Hay mucha quietud en las escenas y, sin embargo, por las mismas discurre ese mundo de vida que Ozu disecciona lentamente como queriendo que cada espectador llegue a familiarizarse con los personajes, los integre y se identifique con ellos, pues su drama es también el de cada uno de nosotros: los vínculos generacionales, el amor entre padres e hijos, la ciudad y sus ritmos vitales, el paso inexorable del tiempo sobre las personas que una vez fueron y sobre las que ahora se cierne el espíritu del olvido, la dificultad para que “una persona pueda verse como miembro limitado de la cadena de las generaciones, como portadora de una antorcha en la carrera de relevos, que al final ha de entregar la antorcha a otro” (N. Elías, La Soledad de los Moribundos).
Los dos hijos están realmente apremiados por la situación. Llaman a Noriko, la joven viuda del tercer hijo de los ancianos, el cual murió en la guerra, quién finalmente asumirá enseñarles la ciudad, entregada afectivamente a ellos y sin importarle perder un día de salario. Una escena en un autobús turístico recorriendo los monumentos del centro de Tokio nos enseña la felicidad del momento de los tres personajes. Noriko rezuma afecto por sus suegros y conforma una relación íntima con ellos, muy especialmente con la anciana Chieko.
Finalmente, la decisión de los dos hijos será pagar a los padres ancianos una estancia en un lujoso balneario en las afueras de la ciudad. Vemos en la habitación del balneario a la pareja de ancianos tumbados sobre su futon, pero no pegan ojo por el ruido de una fiesta de despedida de solteros. Por la mañana están sentados frente al mar, abatidos y algo apenados. Toman la decisión de regresar a su ciudad. Chieko sufre un momentáneo desmayo, primer síntoma de la enfermedad.

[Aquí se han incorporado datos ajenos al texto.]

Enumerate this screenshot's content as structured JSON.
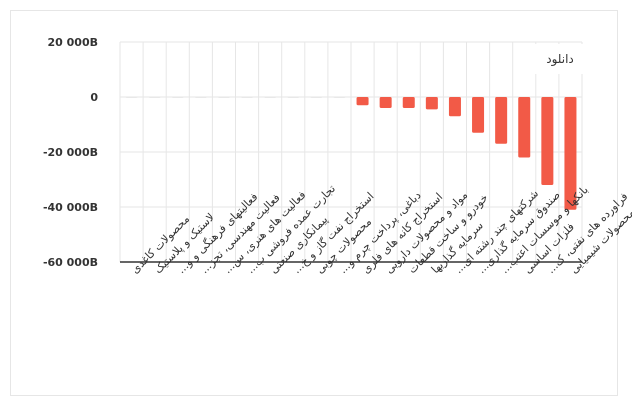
{
  "toolbar": {
    "download_label": "دانلود"
  },
  "colors": {
    "bar": "#f25a47",
    "grid": "#e6e6e6",
    "axis": "#333333",
    "text": "#333333"
  },
  "chart_data": {
    "type": "bar",
    "orientation": "vertical",
    "categories": [
      "محصولات کاغذی",
      "لاستیک و پلاستیک",
      "فعالیتهای فرهنگی و و...",
      "فعالیت مهندسی، تجز...",
      "فعالیت های هنری، س...",
      "تجارت عمده فروشی ب...",
      "پیمانکاری صنعتی",
      "استخراج نفت گاز و خ...",
      "محصولات چوبی",
      "دباغی، پرداخت چرم و...",
      "استخراج کانه های فلزی",
      "مواد و محصولات دارویی",
      "خودرو و ساخت قطعات",
      "سرمایه گذاریها",
      "شرکتهای چند رشته ای...",
      "صندوق سرمایه گذاری...",
      "بانکها و موسسات اعتب...",
      "فلزات اساسی",
      "فراورده های نفتی، ک...",
      "محصولات شیمیایی"
    ],
    "values": [
      0,
      0,
      0,
      0,
      0,
      0,
      0,
      0,
      0,
      0,
      -3000,
      -4000,
      -4000,
      -4500,
      -7000,
      -13000,
      -17000,
      -22000,
      -32000,
      -41000
    ],
    "ylim": [
      -60000,
      20000
    ],
    "yticks": [
      20000,
      0,
      -20000,
      -40000,
      -60000
    ],
    "ytick_labels": [
      "20 000B",
      "0",
      "-20 000B",
      "-40 000B",
      "-60 000B"
    ],
    "grid": true,
    "legend": "none"
  }
}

Al regreso a su hogar, Chieko enferma gravemente. Los hijos se reúnen en torno a ella ya moribunda y muy grave. Cuando el hijo médico les comunica que Chieko está a punto de morir, Chishu, el anciano padre, pregunta “¿crees que el viaje pudo causarlo?”. La hija mayor asegura que “no”, pues “se le veía muy animada”. El hijo médico dice “podría haber contribuido”. La pregunta queda así, suspendida en ese tiempo final de la película, lento y sublime, en el que la poesía de las escenas se sucede a través del velatorio, los cánticos religiosos y el funeral.
¿De qué ha enfermado Chieko? Ahora que no estamos del todo seguros de que han muerto tantos ancianos y ancianas en esta crisis sanitaria, si por un virus o por tanta desatención institucional acumulada, quizás una película como Cuentos de Tokio (1953) nos ayude a encarar de otra forma la pregunta que Ozu dejó sin respuesta, suspendida en el tiempo, para que cada generación que vuelva a confrontarse con ella trate de dotarla de sentido.